Can any coordinate function be completed into an orthogonal coordinates system?

Question

Let $U$ be an open neighbuorhood $U \subset \mathbb{R}^2$, and let $g$ be a smooth Riemannian metric on $U$.

Let $x$ be a smooth function on $U$, with nonvanishing derivative $dx \neq 0$.

Let $p \in U$. Does there always exist a smooth function $y$ on a neighbourhood of $p$, such that the coordinates $x,y$ are orthogonal w.r.t the metric $g$?

i.e. $g=f(x,y)dx^2+h(x,y)dy^2$, for some functions $f,h$.

Equivalently: $g(\partial_x,\partial_y)=0$.

Note that I am not asking for Isothermal coordinates, so $f,h$ can be different.

Answer 1

Yes, there always exists such a function in a neighborhood of each point.

Given $x$, let $\operatorname{grad}_g x$ denote the gradient of $x$ with respect to $g$. Another function $y$ makes an orthogonal coordinate system $(x,y)$ on some neighborhood of $p\in U$ if and only if $dy_p\ne 0$ and $\operatorname{grad}_g x$ is in the kernel of $dy$ at each point (exercise).

The canonical form theorem for nonvanishing vector fields (also called the straightening theorem) shows that there are coordinates $(u,v)$ on a neighborhood of $p$ such that $\operatorname{grad}_g x \equiv \partial/\partial u$ on that neighborhood.

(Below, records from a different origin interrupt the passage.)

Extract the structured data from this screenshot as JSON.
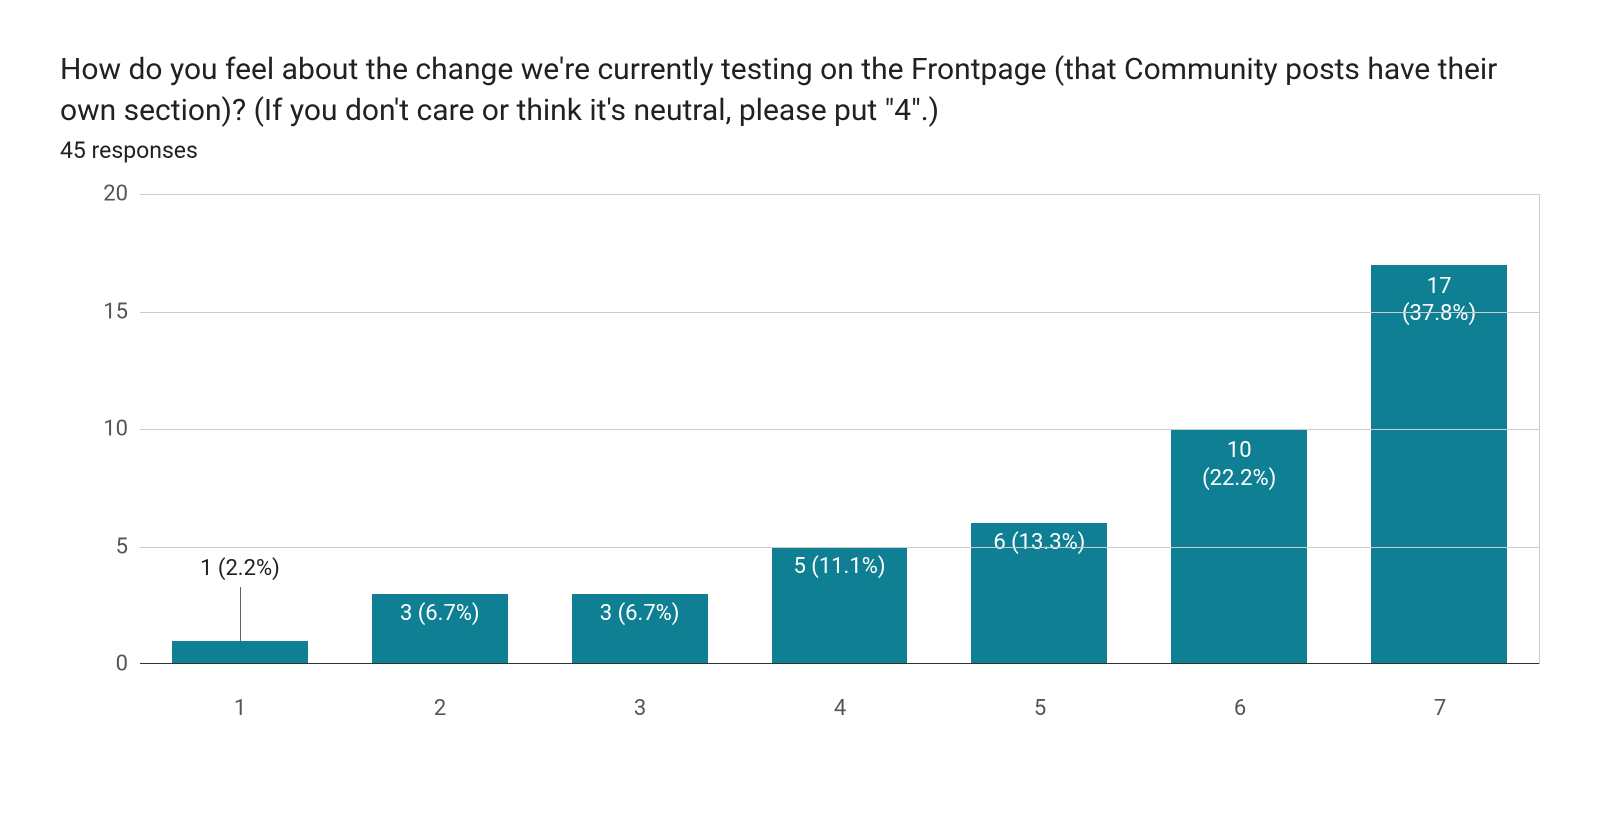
{
  "title": "How do you feel about the change we're currently testing on the Frontpage (that Community posts have their own section)? (If you don't care or think it's neutral, please put \"4\".)",
  "subtitle": "45 responses",
  "chart_data": {
    "type": "bar",
    "title": "How do you feel about the change we're currently testing on the Frontpage (that Community posts have their own section)? (If you don't care or think it's neutral, please put \"4\".)",
    "xlabel": "",
    "ylabel": "",
    "ylim": [
      0,
      20
    ],
    "y_ticks": [
      0,
      5,
      10,
      15,
      20
    ],
    "categories": [
      "1",
      "2",
      "3",
      "4",
      "5",
      "6",
      "7"
    ],
    "values": [
      1,
      3,
      3,
      5,
      6,
      10,
      17
    ],
    "percent_labels": [
      "2.2%",
      "6.7%",
      "6.7%",
      "11.1%",
      "13.3%",
      "22.2%",
      "37.8%"
    ],
    "bar_color": "#0f8094"
  }
}
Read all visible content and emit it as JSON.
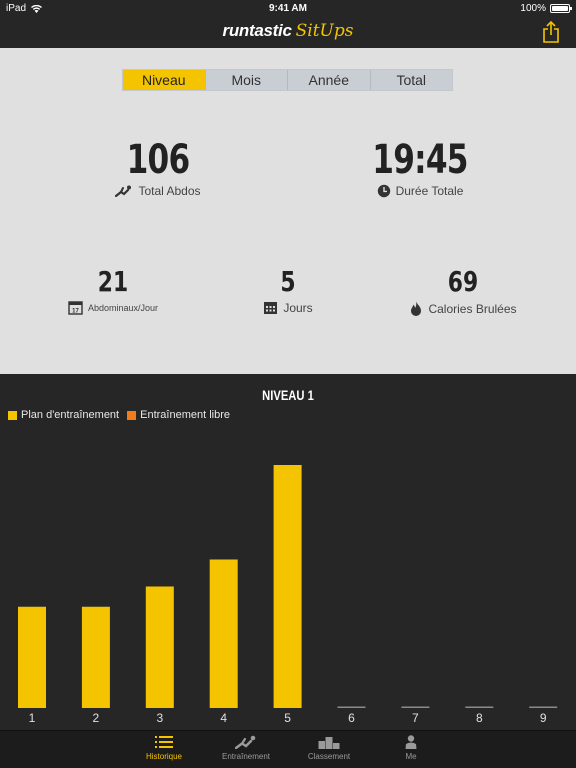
{
  "status_bar": {
    "device": "iPad",
    "time": "9:41 AM",
    "battery": "100%"
  },
  "app": {
    "brand_primary": "runtastic",
    "brand_secondary": "SitUps"
  },
  "tabs_period": [
    {
      "label": "Niveau",
      "active": true
    },
    {
      "label": "Mois",
      "active": false
    },
    {
      "label": "Année",
      "active": false
    },
    {
      "label": "Total",
      "active": false
    }
  ],
  "stats": {
    "total_abdos": {
      "value": "106",
      "label": "Total Abdos"
    },
    "duree_totale": {
      "value": "19:45",
      "label": "Durée Totale"
    },
    "abdos_jour": {
      "value": "21",
      "label": "Abdominaux/Jour"
    },
    "jours": {
      "value": "5",
      "label": "Jours"
    },
    "calories": {
      "value": "69",
      "label": "Calories Brulées"
    }
  },
  "chart_data": {
    "type": "bar",
    "title": "NIVEAU 1",
    "legend": [
      {
        "name": "Plan d'entraînement",
        "color": "#f5c400"
      },
      {
        "name": "Entraînement libre",
        "color": "#f07d1a"
      }
    ],
    "categories": [
      "1",
      "2",
      "3",
      "4",
      "5",
      "6",
      "7",
      "8",
      "9"
    ],
    "series": [
      {
        "name": "Plan d'entraînement",
        "values": [
          15,
          15,
          18,
          22,
          36,
          0,
          0,
          0,
          0
        ]
      }
    ],
    "ylim": [
      0,
      40
    ],
    "colors": {
      "bar": "#f5c400",
      "empty": "#8a8a8a"
    }
  },
  "tab_bar": [
    {
      "label": "Historique",
      "active": true,
      "icon": "list-icon"
    },
    {
      "label": "Entraînement",
      "active": false,
      "icon": "situp-icon"
    },
    {
      "label": "Classement",
      "active": false,
      "icon": "podium-icon"
    },
    {
      "label": "Me",
      "active": false,
      "icon": "person-icon"
    }
  ]
}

In particular, this means that $\operatorname{grad}_g x$ is in the kernel of the $1$-form $dv$ everywhere on that neighborhood, so $y=v$ is the desired coordinate function.

Answer 2

This is always possible in $\mathbb{R}^2$, essentially because $\ker(dx)$ and $\ker(dx)^\perp$ are simultaneously integrable. Integrebility implies that one can find a local submersion $y$ with $\ker(dy)=\ker(dx)^\perp$ and $x,y$ will form a coordinate patch locally. Here's a more concrete construction.

Let $X=\frac{\operatorname{grad}(x)}{\|\operatorname{grad}(x)\|^2}$. Choose a vector field $V$ with $\langle X,V\rangle=0$, $\langle V,V\rangle=1$. Let $\gamma$ be the integral curve of $V$ starting at $p$, and let $\Theta$ be the flow of $X$. Note that $x(\Theta_t(q))=x(q)+t$. Finally define $\varphi(u,v)=\Theta_u(\gamma(v))$. Since $x(\varphi(u,v))=u$, $x$ is indeed the first coordinate function; it only remains to show that $\varphi$ is an orthogonal parameterization.

We have $d_{(u,v)}\varphi(\partial_u)=X_{\varphi(u,v)}$ and $d_{(0,v)}\varphi(\partial_v)=V_{\varphi(u,v)}$, so $\varphi$ is a diffeomorphism on a neighborhood of $p$. Let $Y=d\varphi(\partial_v)$. It now remains only to show that $Y$ is orthogonal to $X$, or equivalently $\langle dx,Y\rangle=0$. This follows from the fact that $\langle dx,Y\rangle_{\varphi(u,v)}=\frac{d}{dt}x(\varphi(u,v+t))|_{t=0}=0$.